The research presented here describes the first optical poration of the human nail using a high-repetition-rate femtosecond pulsed laser, from which the light is delivered by a negative curvature photonic crystal fibre. Manipulation of laser power and time of exposure permits small-diameter pores of different depths to be created. Use of an optical chopper to interrupt the train of pulses improves the dissipation of heat from the nail and reduces collateral thermal damage at and near the pore edge.

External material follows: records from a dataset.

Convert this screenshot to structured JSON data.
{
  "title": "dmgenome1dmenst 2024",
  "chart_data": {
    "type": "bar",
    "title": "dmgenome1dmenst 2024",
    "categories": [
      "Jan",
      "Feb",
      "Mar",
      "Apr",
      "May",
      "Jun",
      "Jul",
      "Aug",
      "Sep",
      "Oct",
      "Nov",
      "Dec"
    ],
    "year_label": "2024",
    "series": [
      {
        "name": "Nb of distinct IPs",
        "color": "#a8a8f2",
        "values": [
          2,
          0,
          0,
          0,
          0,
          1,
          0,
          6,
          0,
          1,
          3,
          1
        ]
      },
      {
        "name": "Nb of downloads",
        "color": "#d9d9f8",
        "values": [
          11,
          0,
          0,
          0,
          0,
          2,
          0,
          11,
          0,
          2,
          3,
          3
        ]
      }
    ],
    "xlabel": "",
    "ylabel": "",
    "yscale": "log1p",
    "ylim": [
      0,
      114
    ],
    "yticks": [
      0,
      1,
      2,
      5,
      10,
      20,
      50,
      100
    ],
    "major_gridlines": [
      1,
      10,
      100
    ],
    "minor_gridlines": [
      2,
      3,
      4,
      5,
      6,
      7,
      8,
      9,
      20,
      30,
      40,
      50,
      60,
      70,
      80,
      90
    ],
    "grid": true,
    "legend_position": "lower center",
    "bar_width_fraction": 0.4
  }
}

Fluorescence microspectroscopy was employed as a quantitative tool to assess thermal damage to the nail induced by laser poration. An empirical relation was established to correlate the integrated fluorescent intensity with the increased temperature produced in the nail by exposure to the laser radiation. The high resolution of the Raman microscope permitted detailed maps of thermal damage to be determined and facilitated understanding of the poration mechanism. It was deduced that plasma-driven ablation occurred through the centre of the pore and caused little damage to the nail below. In contrast, cumulative photothermal processes were responsible for removal of material (and the local damage) at the edges of the pore. The results showed that thermal damage progressively decreases with decreasing total energy per pore even when the exposure time for the lower energy is significantly longer. The treatment regimen corresponding to the lowest energy per pore caused minimal thermal damage.

While the method developed offers a useful tool for the quantitative evaluation of thermal damage to the human nail, it should also be applicable to other, diverse biological tissues, such as skin, bone and teeth. Furthermore, it appears that the approach is sufficiently robust to take into account the position-dependent variation in optical properties of inhomogeneous biological material as well.